How to extract contigs from FASTA file which contains specific sequence
5
3
Entering edit mode
6.9 years ago
Paul ★ 1.4k

Dear all,

do you have any idea, how to easy extract contigs from fasta file wich contains specific sequence?

For example:

my sequnce:

ACCGTACCC

my FASTA:

>c1042
ACCGTACCC
>c1043
GCTACAGTTGAAAGGGGACCGTACCC
>c1044
ATGAATAAAATAATTTTGTATCATAAATCGAGCTGTTAATTATT
>c1044
TTCATATTTGTAGCTAAGCAGAGGCGAAGCGTTCTTGTATCG

My output:

>c1042
ACCGTACCC
>c1043
GCTACAGTTGAAAGGGGACCGTACCC

Thank you so much for any ideas and help.
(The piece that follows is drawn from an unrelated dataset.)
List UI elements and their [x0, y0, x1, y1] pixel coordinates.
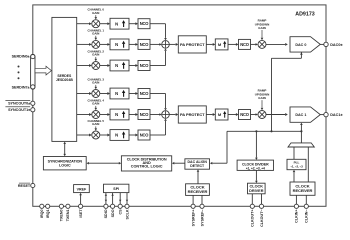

fasta contig extraction find • 5.1k views
0
Entering edit mode

Hello. Is there some way to do the same with biopython? Thanks

0
Entering edit mode

Please see @Devon Ryan answer for suggestions with biopython, or open a new question, with examples, and what you have tried.

0
Entering edit mode

This is not an answer. This should be a comment or a new post. If you're creating a new post, you should reference this post in addition to elaborating on what you've tried.

4
Entering edit mode
6.9 years ago
Ram 35k

You can use sed + grep (as suggested by NicoBxl and Devon) or BioPerl/BioPython (as suggested by Devon) or Heng Li's bioawk:

bioawk -c fastx '$seq ~ /ACCGTACCC/ { print ">"$name"\n"\$seq; }' #might need a bit of tweaking
1
Entering edit mode
6.9 years ago
cat fasta.fa | grep -B1 "ACCGTACCC" > out.fa
1
Entering edit mode

It should be noted that this won't work if there are multi-line entries (though one could use sed to reformat things to get around that).

0
Entering edit mode

of course. for that you could use fastx (fasta-formatter)

1
Entering edit mode
6.9 years ago

Use biopython or bioperl. With biopython, you could either use the re module or even just find() on the str() representation of each sequence. Either of these should be simple enough if you're familiar with either perl or python.

1
Entering edit mode
6.9 years ago

In this case I've changed the duplicate defline since pyfaidx requires unique sequence ids. You could mangle all the key names by passing your own key_function if you like.

1
Entering edit mode
4.3 years ago

Another option, using BBMap:

bbduk.sh in=file.fa out=unmatched.fa outm=matched.fa literal=ACCGTACCC mm=f k=9 rcomp=f


This optionally allows some number of mismatches, and matching reverse-complements (if rcomp=t), which are often helpful.